Singin’ in the Rain takes us to Hollywood in the 1920s, when Don Lockwood (Kelly) and Lina Lamont (Jean Hagen) are the two biggest stars on the silver screen. Their pictures are silent and incredibly romantic, and in order to sell tickets, studio head honcho R.F. Simpson (Millard Mitchell) has Don and Lina pose as a couple off-screen. Don and his best friend Cosmo Brown (Donald O’Connor) don’t care much for Lina, her ditzy personality, or her grating voice, and when Don falls for a sassy aspiring actress, Kathy Selden (Debbie Reynolds), his relationship with Lina becomes even more strained. And when their star power is put to the test when sound is introduced in the movies, Don must concoct a plan to save their newest picture, The Dueling Cavalier.

As much as Singin’ in the Rain is a musical, it’s also a comedy. The Donald O’Connor and Jean Hagen characters are on hand simply for comic relief (and boy do they succeed at it), and there are a few sequences near the film’s midway point that are laugh-out-loud funny, even all these years later. And when it comes to romance, Singin’ in the Rain is as charming as any film romance from its time period. Kelly and Reynolds share incredible chemistry, and the film’s wonderfully written lyrics make us care about their connection.

Perhaps even better than the songs themselves is Kelly’s exceptional choreography.

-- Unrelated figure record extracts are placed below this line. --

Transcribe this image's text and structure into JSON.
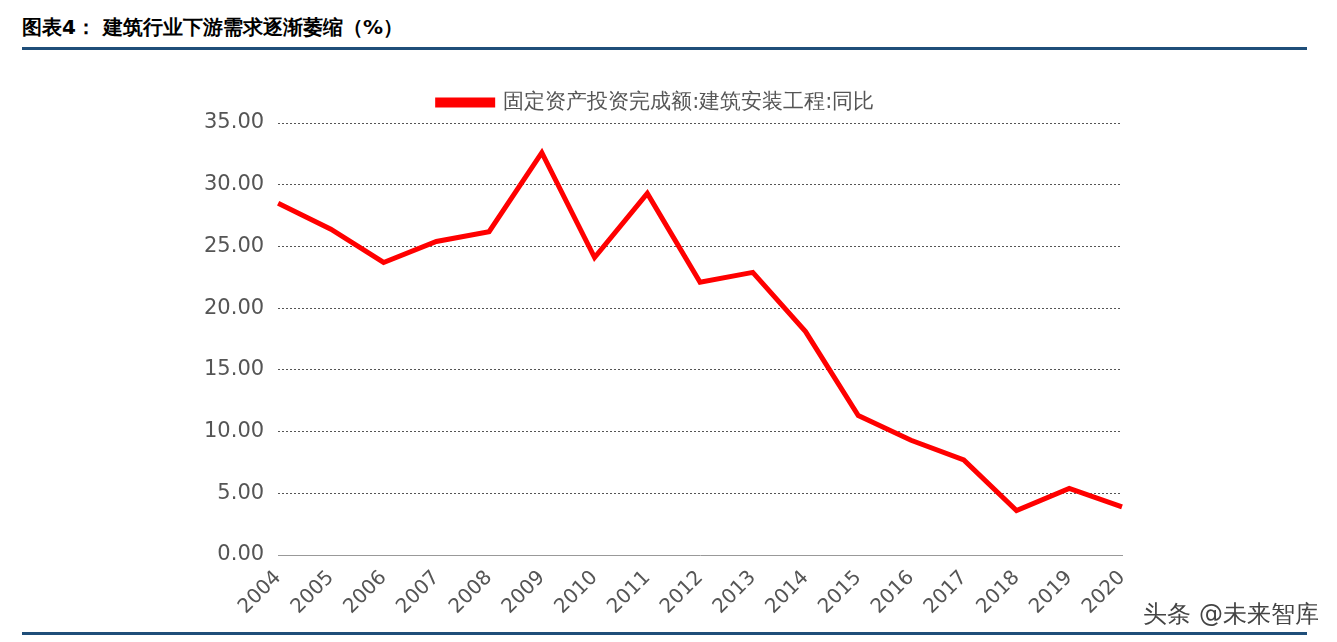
{
  "chart_data": {
    "type": "line",
    "title": "图表4： 建筑行业下游需求逐渐萎缩（%）",
    "watermark": "头条 @未来智库",
    "categories": [
      "2004",
      "2005",
      "2006",
      "2007",
      "2008",
      "2009",
      "2010",
      "2011",
      "2012",
      "2013",
      "2014",
      "2015",
      "2016",
      "2017",
      "2018",
      "2019",
      "2020"
    ],
    "series": [
      {
        "name": "固定资产投资完成额:建筑安装工程:同比",
        "color": "#ff0000",
        "values": [
          28.5,
          26.4,
          23.7,
          25.4,
          26.2,
          32.6,
          24.1,
          29.3,
          22.1,
          22.9,
          18.1,
          11.3,
          9.3,
          7.7,
          3.6,
          5.4,
          3.9
        ]
      }
    ],
    "ylim": [
      0,
      35
    ],
    "yticks": [
      {
        "value": 0,
        "label": "0.00"
      },
      {
        "value": 5,
        "label": "5.00"
      },
      {
        "value": 10,
        "label": "10.00"
      },
      {
        "value": 15,
        "label": "15.00"
      },
      {
        "value": 20,
        "label": "20.00"
      },
      {
        "value": 25,
        "label": "25.00"
      },
      {
        "value": 30,
        "label": "30.00"
      },
      {
        "value": 35,
        "label": "35.00"
      }
    ],
    "grid": true,
    "legend": "top"
  }
}
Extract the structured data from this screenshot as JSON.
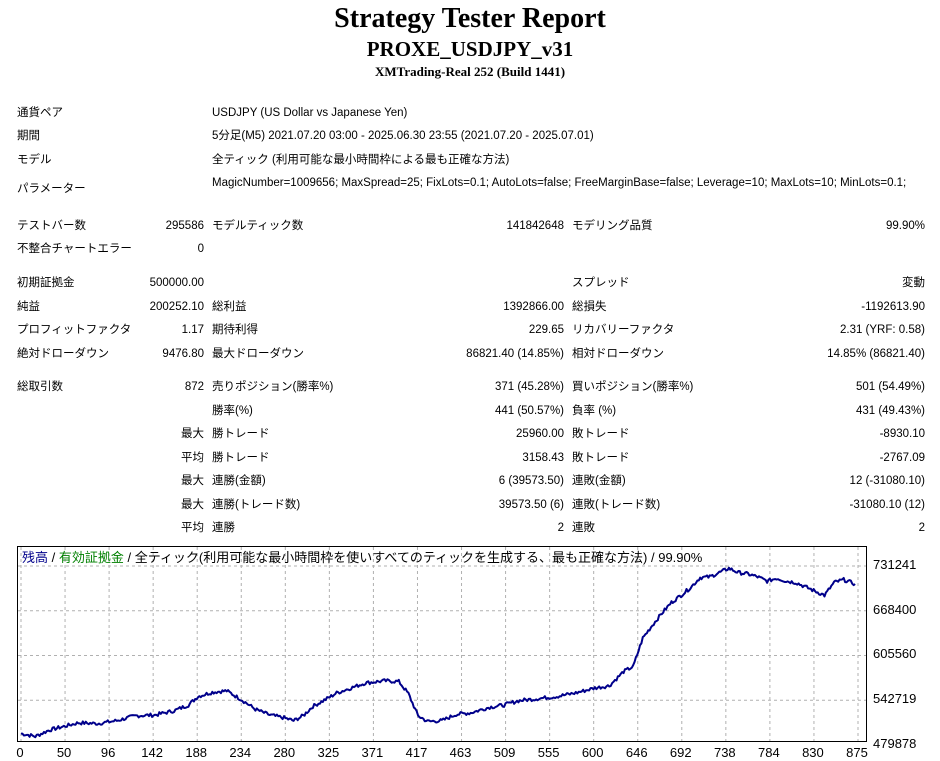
{
  "header": {
    "title": "Strategy Tester Report",
    "subtitle": "PROXE_USDJPY_v31",
    "server": "XMTrading-Real 252 (Build 1441)"
  },
  "info": {
    "symbol_label": "通貨ペア",
    "symbol_value": "USDJPY (US Dollar vs Japanese Yen)",
    "period_label": "期間",
    "period_value": "5分足(M5) 2021.07.20 03:00 - 2025.06.30 23:55 (2021.07.20 - 2025.07.01)",
    "model_label": "モデル",
    "model_value": "全ティック (利用可能な最小時間枠による最も正確な方法)",
    "params_label": "パラメーター",
    "params_value": "MagicNumber=1009656; MaxSpread=25; FixLots=0.1; AutoLots=false; FreeMarginBase=false; Leverage=10; MaxLots=10; MinLots=0.1;"
  },
  "stats": {
    "bars_label": "テストバー数",
    "bars_value": "295586",
    "ticks_label": "モデルティック数",
    "ticks_value": "141842648",
    "quality_label": "モデリング品質",
    "quality_value": "99.90%",
    "mismatch_label": "不整合チャートエラー",
    "mismatch_value": "0",
    "deposit_label": "初期証拠金",
    "deposit_value": "500000.00",
    "spread_label": "スプレッド",
    "spread_value": "変動",
    "net_label": "純益",
    "net_value": "200252.10",
    "gross_profit_label": "総利益",
    "gross_profit_value": "1392866.00",
    "gross_loss_label": "総損失",
    "gross_loss_value": "-1192613.90",
    "pf_label": "プロフィットファクタ",
    "pf_value": "1.17",
    "expected_label": "期待利得",
    "expected_value": "229.65",
    "recovery_label": "リカバリーファクタ",
    "recovery_value": "2.31 (YRF: 0.58)",
    "abs_dd_label": "絶対ドローダウン",
    "abs_dd_value": "9476.80",
    "max_dd_label": "最大ドローダウン",
    "max_dd_value": "86821.40 (14.85%)",
    "rel_dd_label": "相対ドローダウン",
    "rel_dd_value": "14.85% (86821.40)",
    "trades_label": "総取引数",
    "trades_value": "872",
    "short_label": "売りポジション(勝率%)",
    "short_value": "371 (45.28%)",
    "long_label": "買いポジション(勝率%)",
    "long_value": "501 (54.49%)",
    "winrate_label": "勝率(%)",
    "winrate_value": "441 (50.57%)",
    "lossrate_label": "負率 (%)",
    "lossrate_value": "431 (49.43%)",
    "largest_label": "最大",
    "largest_win_label": "勝トレード",
    "largest_win_value": "25960.00",
    "largest_loss_label": "敗トレード",
    "largest_loss_value": "-8930.10",
    "average_label": "平均",
    "avg_win_label": "勝トレード",
    "avg_win_value": "3158.43",
    "avg_loss_label": "敗トレード",
    "avg_loss_value": "-2767.09",
    "max_label_1": "最大",
    "consec_wins_money_label": "連勝(金額)",
    "consec_wins_money_value": "6 (39573.50)",
    "consec_losses_money_label": "連敗(金額)",
    "consec_losses_money_value": "12 (-31080.10)",
    "max_label_2": "最大",
    "consec_wins_count_label": "連勝(トレード数)",
    "consec_wins_count_value": "39573.50 (6)",
    "consec_losses_count_label": "連敗(トレード数)",
    "consec_losses_count_value": "-31080.10 (12)",
    "average_label_2": "平均",
    "avg_consec_wins_label": "連勝",
    "avg_consec_wins_value": "2",
    "avg_consec_losses_label": "連敗",
    "avg_consec_losses_value": "2"
  },
  "chart_legend": {
    "balance": "残高",
    "sep1": " / ",
    "equity": "有効証拠金",
    "rest": " / 全ティック(利用可能な最小時間枠を使いすべてのティックを生成する、最も正確な方法) / 99.90%"
  },
  "colors": {
    "balance_line": "#00008b",
    "equity_text": "#008000",
    "grid": "#b0b0b0"
  },
  "chart_data": {
    "type": "line",
    "title": "",
    "xlabel": "",
    "ylabel": "",
    "x_ticks": [
      "0",
      "50",
      "96",
      "142",
      "188",
      "234",
      "280",
      "325",
      "371",
      "417",
      "463",
      "509",
      "555",
      "600",
      "646",
      "692",
      "738",
      "784",
      "830",
      "875"
    ],
    "y_ticks": [
      "731241",
      "668400",
      "605560",
      "542719",
      "479878"
    ],
    "xlim": [
      0,
      872
    ],
    "ylim": [
      479878,
      731241
    ],
    "grid": true,
    "series": [
      {
        "name": "残高",
        "x": [
          0,
          15,
          30,
          45,
          60,
          80,
          100,
          120,
          140,
          160,
          175,
          185,
          200,
          215,
          230,
          245,
          260,
          275,
          285,
          295,
          305,
          320,
          330,
          345,
          360,
          380,
          395,
          405,
          415,
          425,
          440,
          455,
          470,
          490,
          505,
          520,
          540,
          560,
          580,
          600,
          615,
          630,
          640,
          650,
          660,
          670,
          680,
          690,
          700,
          710,
          720,
          730,
          740,
          750,
          760,
          770,
          780,
          790,
          800,
          810,
          820,
          830,
          840,
          850,
          860,
          872
        ],
        "y": [
          496000,
          492000,
          501000,
          506000,
          511000,
          510000,
          514000,
          521000,
          522000,
          528000,
          536000,
          548000,
          554000,
          556000,
          544000,
          530000,
          522000,
          518000,
          514000,
          521000,
          534000,
          545000,
          553000,
          560000,
          567000,
          570000,
          569000,
          552000,
          521000,
          513000,
          514000,
          523000,
          525000,
          533000,
          536000,
          542000,
          545000,
          548000,
          553000,
          560000,
          563000,
          583000,
          590000,
          630000,
          648000,
          665000,
          680000,
          690000,
          701000,
          715000,
          716000,
          722000,
          728000,
          722000,
          720000,
          716000,
          710000,
          714000,
          710000,
          708000,
          702000,
          696000,
          690000,
          708000,
          712000,
          706000
        ]
      }
    ]
  }
}
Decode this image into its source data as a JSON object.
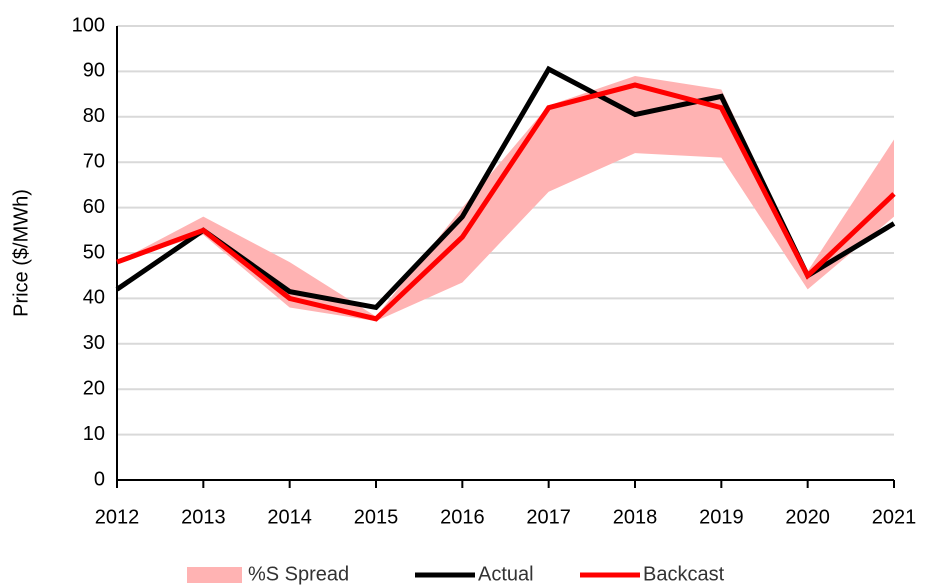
{
  "chart_data": {
    "type": "line",
    "y_label": "Price ($/MWh)",
    "x": [
      2012,
      2013,
      2014,
      2015,
      2016,
      2017,
      2018,
      2019,
      2020,
      2021
    ],
    "xlim": [
      2012,
      2021
    ],
    "xticks": [
      2012,
      2013,
      2014,
      2015,
      2016,
      2017,
      2018,
      2019,
      2020,
      2021
    ],
    "ylim": [
      0,
      100
    ],
    "yticks": [
      0,
      10,
      20,
      30,
      40,
      50,
      60,
      70,
      80,
      90,
      100
    ],
    "grid": true,
    "legend": "bottom",
    "band": {
      "name": "%S Spread",
      "color": "#ffb3b3",
      "low": [
        48,
        54,
        38,
        35,
        43.5,
        63.5,
        72,
        71,
        42,
        58
      ],
      "high": [
        48,
        58,
        48,
        36,
        60,
        82.5,
        89,
        86,
        46,
        75
      ]
    },
    "series": [
      {
        "name": "Actual",
        "color": "#000000",
        "values": [
          42,
          55,
          41.5,
          38,
          58,
          90.5,
          80.5,
          84.5,
          45,
          56.5
        ]
      },
      {
        "name": "Backcast",
        "color": "#ff0000",
        "values": [
          48,
          55,
          40,
          35.5,
          53.5,
          82,
          87,
          82,
          45,
          63
        ]
      }
    ]
  }
}
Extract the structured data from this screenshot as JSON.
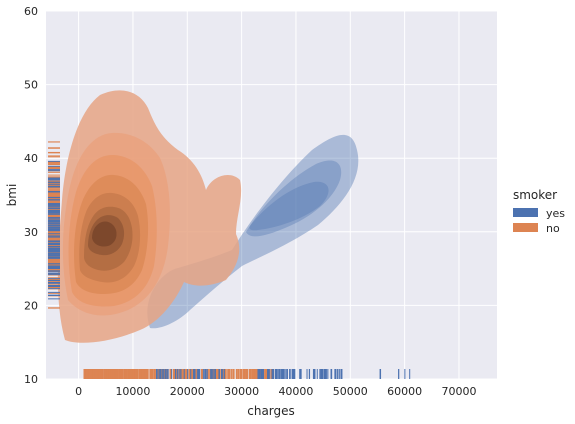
{
  "chart_data": {
    "type": "kde",
    "xlabel": "charges",
    "ylabel": "bmi",
    "xlim": [
      -6000,
      77000
    ],
    "ylim": [
      10,
      60
    ],
    "xticks": [
      0,
      10000,
      20000,
      30000,
      40000,
      50000,
      60000,
      70000
    ],
    "yticks": [
      10,
      20,
      30,
      40,
      50,
      60
    ],
    "grid": true,
    "background": "#eaeaf2",
    "legend": {
      "title": "smoker",
      "placement": "right"
    },
    "series": [
      {
        "name": "yes",
        "color": "#4c72b0",
        "density_peak": {
          "charges": 39500,
          "bmi": 35
        },
        "outer_contour_extent": {
          "charges": [
            14000,
            53000
          ],
          "bmi": [
            16,
            44
          ]
        },
        "rug_charges_range": [
          13000,
          64000
        ]
      },
      {
        "name": "no",
        "color": "#dd8452",
        "density_peak": {
          "charges": 5000,
          "bmi": 30
        },
        "outer_contour_extent": {
          "charges": [
            -2000,
            30000
          ],
          "bmi": [
            15,
            49
          ]
        },
        "rug_charges_range": [
          1000,
          36000
        ]
      }
    ]
  }
}
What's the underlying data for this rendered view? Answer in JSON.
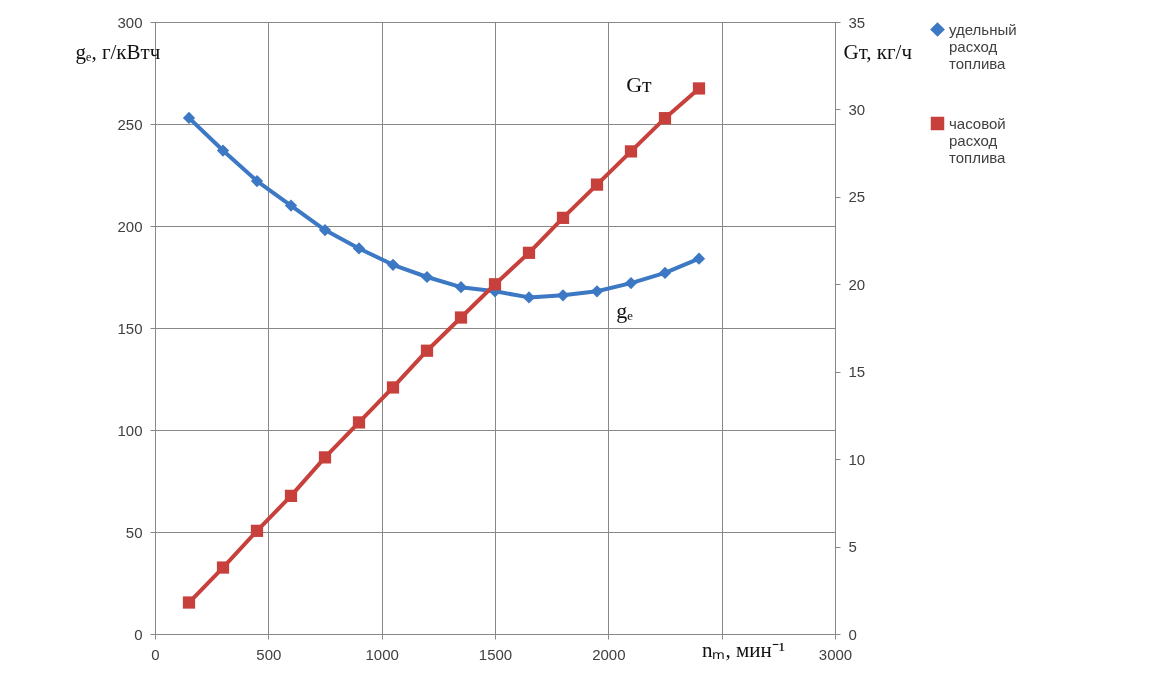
{
  "chart_data": {
    "type": "line",
    "xlabel": "nₘ, мин⁻¹",
    "ylabel": "gₑ, г/кВтч",
    "y2label": "Gт, кг/ч",
    "x": [
      150,
      300,
      450,
      600,
      750,
      900,
      1050,
      1200,
      1350,
      1500,
      1650,
      1800,
      1950,
      2100,
      2250,
      2400
    ],
    "series": [
      {
        "name": "удельный расход топлива",
        "color": "#3c78c3",
        "marker": "diamond",
        "values": [
          253,
          237,
          222,
          210,
          198,
          189,
          181,
          175,
          170,
          168,
          165,
          166,
          168,
          172,
          177,
          184
        ]
      },
      {
        "name": "часовой расход топлива",
        "color": "#c8403c",
        "marker": "square",
        "axis": "y2",
        "values": [
          1.8,
          3.8,
          5.9,
          7.9,
          10.1,
          12.1,
          14.1,
          16.2,
          18.1,
          20.0,
          21.8,
          23.8,
          25.7,
          27.6,
          29.5,
          31.2
        ]
      }
    ],
    "xlim": [
      0,
      3000
    ],
    "xticks": [
      0,
      500,
      1000,
      1500,
      2000,
      {
        "value": 2500,
        "label": null
      },
      3000
    ],
    "ylim": [
      0,
      300
    ],
    "yticks": [
      0,
      50,
      100,
      150,
      200,
      250,
      300
    ],
    "y2lim": [
      0,
      35
    ],
    "y2ticks": [
      0,
      5,
      10,
      15,
      20,
      25,
      30,
      35
    ],
    "annotations": [
      {
        "text": "Gт",
        "x": 2200,
        "y": 247
      },
      {
        "text": "gₑ",
        "x": 2000,
        "y": 169
      }
    ],
    "grid": true,
    "legend": "right",
    "line_style": "solid"
  }
}
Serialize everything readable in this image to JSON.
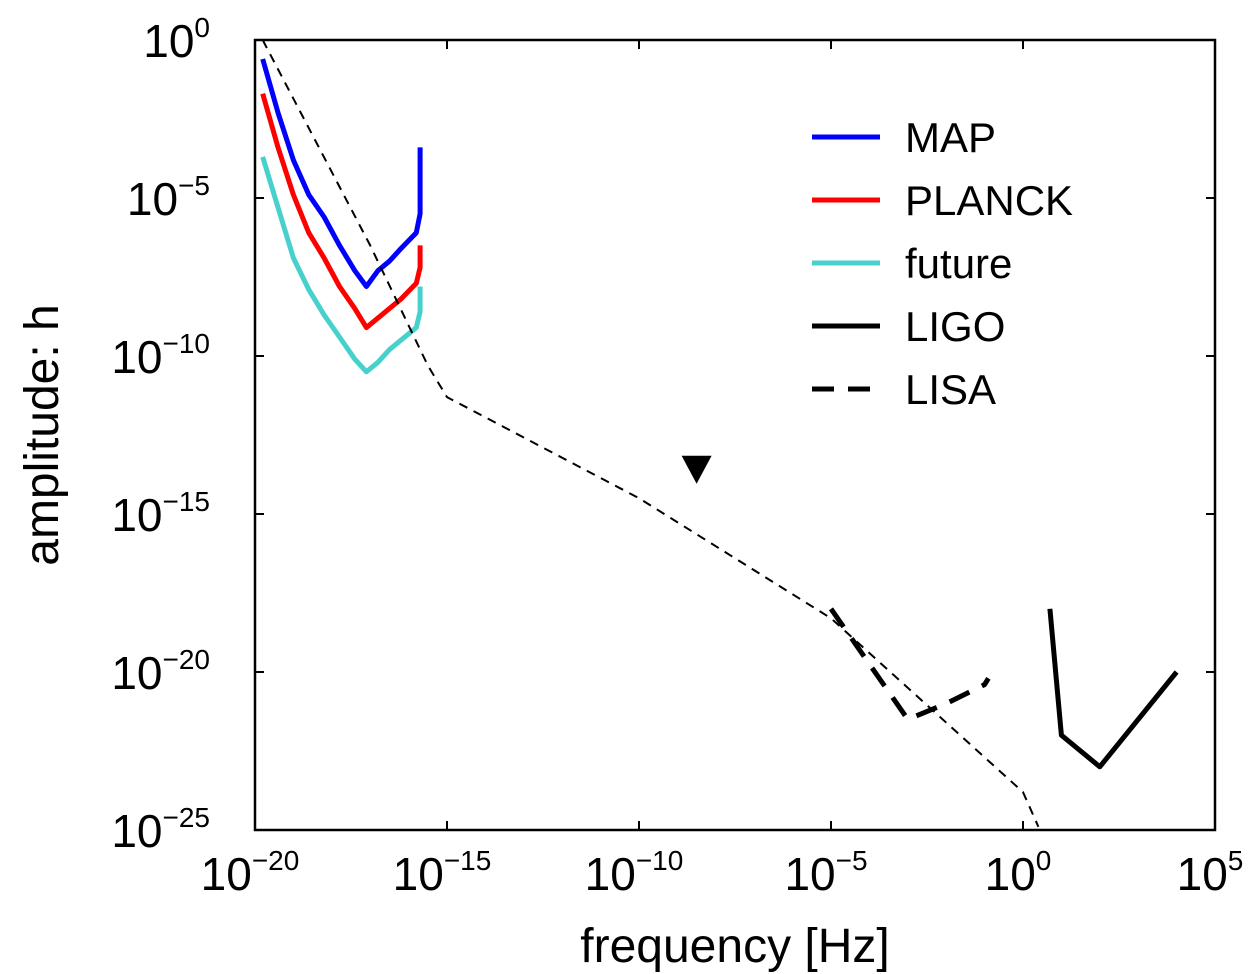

Numbers like “Good Morning” and the timeless “Singin’ in the Rain”, as well as the gorgeous 14-minute Technicolor dream sequence, “Broadway Melody”, are unforgettable, and the way the performers move makes these sequences so special.

All four principal roles are perfectly cast. Kelly, of course, was one of the biggest stars of the time period. His smile is blinding, and his moves and voice are dazzling. Donald O’Connor is one of the few actors skilled enough to keep up with Kelly on the dance floor, and he has the comedic chops to make his sidekick character stand out. Trying to keep track of how often Debbie Reynolds actually sings is an exhaustive measure, but she, like Audrey Hepburn in My Fair Lady, has the perfect personality for the part and shouldn’t be dismissed just because she doesn’t sing every song. Then there’s Jean Hagen, who is there just to generate laughter—something she does with ease.

So if you’re looking for a film to lift your spirits, something that’s guaranteed to make you laugh (make you laugh, make you LAAUUUGH!), Singin’ in the Rain is perhaps unmatched in film history. It’s so enduring for a reason—it’s song-and-dance numbers and clever form of comedy are the very definition of crowd-pleasing.